My mechanic told me that Ford Focus Station Wagon 2003 has a leak in the power steering reservoir and in the line. I’m currently on a road trip, and have just been topping off the power steering fluid whenever it got low. That’s been working fine. However, I recently misplaced the fluid my mechanic gave me (unfortunately, I don’t remember what kind) and bought prestone atf stop leak from walmart. Drove a while, the grinding noise came back. I popped the hood and when I checked the reservoir, bubbly, dark grey liquid overflowed out of the top. I wiped it off, but now I’m wondering what happened and what the next step is. Somehow air got in – should I have flushed out the system before putting new liquid in? I’m on the road, so not able to jack it up personally and also not willing to go to an auto mechanic unless I really need to, but I think I need to flush it out. Has anyone experimented with flushing out the system with a turkey baster?
Any insight is appreciated! Thanks.
When the fluid gets low air will get whipped into the fluid and what you saw was the result. After filling with fluid and leaving the car parked for a while the air bubbles will clear out and you’ll be ok until it runs low again. While I’ve never seen stop leak actually stop a power steering leak on any kind of car it has occasionally slowed the leak considerably without harming anything so no need to get it out.
Assume you mean this (not atf):
I have known some Ford P/S pumps to whine when using cheapy P/S fluids. And I. personally, would not recommend using the stop leak any more. You tried it, it either will work or it won’t. Don’t add anymore. Keep topping off until the leak gets to bad to continue, or you get to somewhere where it can be replaced.
(This is assuming the the Focus does not have a hydraulic brake booster- which I do not think it does. if it does have a hydraulic brake booster, loss of P/S fluid will hinder your stopping ability.)
I have heard some power steering stop leaks swell the rubber in o-rings, and may work for a while, but because of the weakened state of the o-ring can lead to a catastrophic failure. My guess keeping topping it off will get you by, but remember one case where it was leaking onto the serpentine belt causing driving issues.

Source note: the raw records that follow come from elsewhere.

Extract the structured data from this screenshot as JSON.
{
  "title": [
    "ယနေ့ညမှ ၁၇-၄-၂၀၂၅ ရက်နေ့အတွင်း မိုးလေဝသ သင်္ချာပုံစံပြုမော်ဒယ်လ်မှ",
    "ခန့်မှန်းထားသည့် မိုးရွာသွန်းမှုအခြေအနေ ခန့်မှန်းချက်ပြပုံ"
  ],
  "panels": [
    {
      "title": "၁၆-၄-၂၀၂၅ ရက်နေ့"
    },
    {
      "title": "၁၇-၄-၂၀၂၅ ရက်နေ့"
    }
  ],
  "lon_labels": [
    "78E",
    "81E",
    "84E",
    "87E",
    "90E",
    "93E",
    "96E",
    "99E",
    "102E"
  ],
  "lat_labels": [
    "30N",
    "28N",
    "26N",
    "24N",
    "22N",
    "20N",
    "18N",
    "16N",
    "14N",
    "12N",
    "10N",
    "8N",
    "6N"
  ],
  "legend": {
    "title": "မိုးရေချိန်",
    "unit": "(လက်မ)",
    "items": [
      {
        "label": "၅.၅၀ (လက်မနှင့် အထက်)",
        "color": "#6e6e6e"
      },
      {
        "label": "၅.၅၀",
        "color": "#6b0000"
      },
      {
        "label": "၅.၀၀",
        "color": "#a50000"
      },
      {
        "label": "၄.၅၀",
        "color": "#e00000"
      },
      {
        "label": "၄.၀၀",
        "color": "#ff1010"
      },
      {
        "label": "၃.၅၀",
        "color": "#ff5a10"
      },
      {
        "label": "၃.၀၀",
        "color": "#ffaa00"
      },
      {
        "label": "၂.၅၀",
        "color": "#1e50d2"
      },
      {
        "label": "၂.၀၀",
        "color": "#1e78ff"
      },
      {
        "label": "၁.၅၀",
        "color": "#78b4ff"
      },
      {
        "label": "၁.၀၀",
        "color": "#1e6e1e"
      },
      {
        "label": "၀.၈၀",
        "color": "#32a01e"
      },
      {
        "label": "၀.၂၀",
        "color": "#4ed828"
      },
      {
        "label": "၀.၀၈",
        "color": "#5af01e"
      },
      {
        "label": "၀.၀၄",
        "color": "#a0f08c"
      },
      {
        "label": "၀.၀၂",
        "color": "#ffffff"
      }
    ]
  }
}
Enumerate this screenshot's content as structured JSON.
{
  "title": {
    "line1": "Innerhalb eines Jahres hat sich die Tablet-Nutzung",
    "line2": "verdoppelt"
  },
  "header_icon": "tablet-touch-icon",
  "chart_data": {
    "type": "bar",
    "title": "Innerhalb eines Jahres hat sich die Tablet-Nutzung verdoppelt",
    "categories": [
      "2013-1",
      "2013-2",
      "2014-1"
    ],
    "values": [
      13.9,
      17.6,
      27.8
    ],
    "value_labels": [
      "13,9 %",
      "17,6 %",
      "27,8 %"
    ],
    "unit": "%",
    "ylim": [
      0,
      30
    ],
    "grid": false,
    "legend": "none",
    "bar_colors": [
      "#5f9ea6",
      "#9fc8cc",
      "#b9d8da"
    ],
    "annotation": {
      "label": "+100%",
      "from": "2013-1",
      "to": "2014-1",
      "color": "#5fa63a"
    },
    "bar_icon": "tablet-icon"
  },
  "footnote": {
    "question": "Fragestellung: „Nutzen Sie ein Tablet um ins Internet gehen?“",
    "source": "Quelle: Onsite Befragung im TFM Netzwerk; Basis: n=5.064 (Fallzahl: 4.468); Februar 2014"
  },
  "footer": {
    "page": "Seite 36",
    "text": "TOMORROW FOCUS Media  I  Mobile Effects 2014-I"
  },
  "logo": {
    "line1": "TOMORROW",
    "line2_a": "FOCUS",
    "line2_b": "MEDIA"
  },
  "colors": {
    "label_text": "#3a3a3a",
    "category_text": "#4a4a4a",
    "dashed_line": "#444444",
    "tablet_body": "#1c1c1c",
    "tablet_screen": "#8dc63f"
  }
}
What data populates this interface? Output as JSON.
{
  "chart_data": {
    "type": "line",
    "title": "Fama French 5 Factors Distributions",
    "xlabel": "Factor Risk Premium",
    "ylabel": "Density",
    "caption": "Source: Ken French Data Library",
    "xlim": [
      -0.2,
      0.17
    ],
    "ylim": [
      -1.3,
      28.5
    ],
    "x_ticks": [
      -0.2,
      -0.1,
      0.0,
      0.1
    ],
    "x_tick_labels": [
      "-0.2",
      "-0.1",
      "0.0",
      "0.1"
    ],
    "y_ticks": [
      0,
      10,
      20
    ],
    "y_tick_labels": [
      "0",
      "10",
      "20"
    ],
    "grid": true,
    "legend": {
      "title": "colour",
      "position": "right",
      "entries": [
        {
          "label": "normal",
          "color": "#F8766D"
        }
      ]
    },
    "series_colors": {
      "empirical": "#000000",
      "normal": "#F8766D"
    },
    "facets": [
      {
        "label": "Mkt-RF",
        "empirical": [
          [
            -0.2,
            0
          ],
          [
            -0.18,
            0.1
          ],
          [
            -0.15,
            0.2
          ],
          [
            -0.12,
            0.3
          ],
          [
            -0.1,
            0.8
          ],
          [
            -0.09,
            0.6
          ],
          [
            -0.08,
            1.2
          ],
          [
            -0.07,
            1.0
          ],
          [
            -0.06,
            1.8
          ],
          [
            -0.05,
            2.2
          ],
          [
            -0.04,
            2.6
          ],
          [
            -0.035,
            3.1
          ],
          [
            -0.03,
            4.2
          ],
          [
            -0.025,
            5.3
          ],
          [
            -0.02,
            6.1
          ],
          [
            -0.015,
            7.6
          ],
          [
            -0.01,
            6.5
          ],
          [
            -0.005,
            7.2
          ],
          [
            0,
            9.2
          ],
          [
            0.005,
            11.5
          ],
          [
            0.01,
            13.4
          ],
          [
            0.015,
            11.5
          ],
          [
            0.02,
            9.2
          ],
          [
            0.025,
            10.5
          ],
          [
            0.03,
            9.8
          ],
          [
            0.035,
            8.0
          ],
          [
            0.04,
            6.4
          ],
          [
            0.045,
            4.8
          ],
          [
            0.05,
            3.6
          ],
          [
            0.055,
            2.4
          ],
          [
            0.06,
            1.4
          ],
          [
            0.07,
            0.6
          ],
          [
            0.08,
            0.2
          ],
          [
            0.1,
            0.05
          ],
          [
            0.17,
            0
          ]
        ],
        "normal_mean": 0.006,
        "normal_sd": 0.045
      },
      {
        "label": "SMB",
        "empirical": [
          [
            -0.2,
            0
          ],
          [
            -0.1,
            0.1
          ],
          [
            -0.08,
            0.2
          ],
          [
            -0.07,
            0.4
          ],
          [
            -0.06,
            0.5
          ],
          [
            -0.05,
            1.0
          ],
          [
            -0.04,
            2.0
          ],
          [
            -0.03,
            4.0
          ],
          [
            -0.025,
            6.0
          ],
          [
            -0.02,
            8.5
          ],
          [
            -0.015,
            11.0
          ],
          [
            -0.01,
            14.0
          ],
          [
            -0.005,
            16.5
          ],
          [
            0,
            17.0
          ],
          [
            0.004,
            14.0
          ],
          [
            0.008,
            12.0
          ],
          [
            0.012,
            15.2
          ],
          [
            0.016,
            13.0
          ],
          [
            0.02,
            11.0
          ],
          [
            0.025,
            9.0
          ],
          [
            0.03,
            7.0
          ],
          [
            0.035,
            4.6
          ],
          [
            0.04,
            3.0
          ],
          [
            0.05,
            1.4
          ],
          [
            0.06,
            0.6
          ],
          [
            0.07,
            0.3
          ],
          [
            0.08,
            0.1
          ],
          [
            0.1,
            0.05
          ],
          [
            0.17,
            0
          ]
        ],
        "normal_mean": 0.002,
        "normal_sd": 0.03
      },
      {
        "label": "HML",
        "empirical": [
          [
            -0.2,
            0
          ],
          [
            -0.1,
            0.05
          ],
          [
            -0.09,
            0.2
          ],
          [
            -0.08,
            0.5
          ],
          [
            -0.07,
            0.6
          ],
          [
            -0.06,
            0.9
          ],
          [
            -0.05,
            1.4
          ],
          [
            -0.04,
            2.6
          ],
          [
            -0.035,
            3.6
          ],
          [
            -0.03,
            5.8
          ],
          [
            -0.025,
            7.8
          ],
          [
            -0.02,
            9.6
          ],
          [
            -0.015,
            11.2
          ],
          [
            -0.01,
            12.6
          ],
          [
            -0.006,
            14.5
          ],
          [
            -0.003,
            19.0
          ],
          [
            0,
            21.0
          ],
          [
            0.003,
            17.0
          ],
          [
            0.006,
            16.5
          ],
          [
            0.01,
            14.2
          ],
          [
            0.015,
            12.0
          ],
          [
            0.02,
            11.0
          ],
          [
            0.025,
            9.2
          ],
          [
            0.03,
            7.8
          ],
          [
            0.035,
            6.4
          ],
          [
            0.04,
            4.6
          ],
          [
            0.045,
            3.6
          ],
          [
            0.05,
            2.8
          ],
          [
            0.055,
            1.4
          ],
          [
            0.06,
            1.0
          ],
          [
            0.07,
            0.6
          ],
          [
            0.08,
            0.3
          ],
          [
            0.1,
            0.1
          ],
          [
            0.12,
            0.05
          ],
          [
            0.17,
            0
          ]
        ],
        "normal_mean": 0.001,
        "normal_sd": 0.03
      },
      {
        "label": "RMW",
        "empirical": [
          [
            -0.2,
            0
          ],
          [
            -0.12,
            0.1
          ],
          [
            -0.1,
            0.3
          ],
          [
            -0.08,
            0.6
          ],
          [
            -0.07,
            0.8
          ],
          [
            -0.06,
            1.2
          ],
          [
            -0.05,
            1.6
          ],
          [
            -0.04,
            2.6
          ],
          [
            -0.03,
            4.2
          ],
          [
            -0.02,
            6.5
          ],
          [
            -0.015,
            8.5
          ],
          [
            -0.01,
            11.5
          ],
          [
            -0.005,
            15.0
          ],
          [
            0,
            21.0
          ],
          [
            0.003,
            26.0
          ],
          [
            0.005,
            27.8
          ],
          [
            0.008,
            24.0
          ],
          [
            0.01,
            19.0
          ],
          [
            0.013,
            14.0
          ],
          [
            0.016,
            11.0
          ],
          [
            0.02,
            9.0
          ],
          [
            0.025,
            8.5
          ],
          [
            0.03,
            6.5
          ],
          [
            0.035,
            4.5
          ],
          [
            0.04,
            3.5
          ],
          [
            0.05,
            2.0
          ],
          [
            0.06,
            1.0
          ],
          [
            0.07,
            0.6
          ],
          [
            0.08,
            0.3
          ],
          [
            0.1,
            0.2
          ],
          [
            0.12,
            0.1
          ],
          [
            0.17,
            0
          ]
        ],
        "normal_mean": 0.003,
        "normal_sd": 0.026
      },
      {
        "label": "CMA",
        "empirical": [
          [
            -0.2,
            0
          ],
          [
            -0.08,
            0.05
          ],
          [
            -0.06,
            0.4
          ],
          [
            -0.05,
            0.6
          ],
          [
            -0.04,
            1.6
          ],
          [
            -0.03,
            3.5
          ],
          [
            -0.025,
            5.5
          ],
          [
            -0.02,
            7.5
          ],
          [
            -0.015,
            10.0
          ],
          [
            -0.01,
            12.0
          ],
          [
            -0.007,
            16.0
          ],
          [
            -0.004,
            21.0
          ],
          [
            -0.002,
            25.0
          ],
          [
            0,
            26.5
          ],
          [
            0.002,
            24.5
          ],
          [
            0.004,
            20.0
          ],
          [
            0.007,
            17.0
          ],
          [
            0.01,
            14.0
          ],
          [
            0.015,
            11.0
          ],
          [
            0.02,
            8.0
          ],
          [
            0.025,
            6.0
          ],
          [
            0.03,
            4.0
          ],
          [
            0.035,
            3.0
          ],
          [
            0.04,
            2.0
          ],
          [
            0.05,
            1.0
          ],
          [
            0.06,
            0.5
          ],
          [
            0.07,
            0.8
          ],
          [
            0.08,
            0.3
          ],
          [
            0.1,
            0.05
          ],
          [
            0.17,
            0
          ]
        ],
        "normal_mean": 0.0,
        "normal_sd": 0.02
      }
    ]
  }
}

I’ve used that method on my 70’s Ford truck. Worked ok. I wasn’t battling any problem, I had to disconnect the PS lines for access to the fuel pump, and while everything back together I wanted to renew the PS fluid too. It may be important to use a certain type of power steering fluid however, so double check what it says in the owner’s manual. On my truck it said to use Type F automatic transmission fluid for the PS system.
What would be a catastrophic failure? Car breakdown?
I’m pretty sure it is ATF fluid, which the car manual said was OK. I will double check.
That could be a problem, since the ATF sealer is meant to be diluted into, maybe, 10 quarts of ATF. I’d get some Prestone (or other) power steering fluid and remove (with a turkey baster) and replace as much fluid as you can, 4 or 5 times, driving a few days between replacements.
Also, the refill process should include letting the engine idle and turn the steering all the way to the left and all the way to the right to help drive out air bubbles from the rack.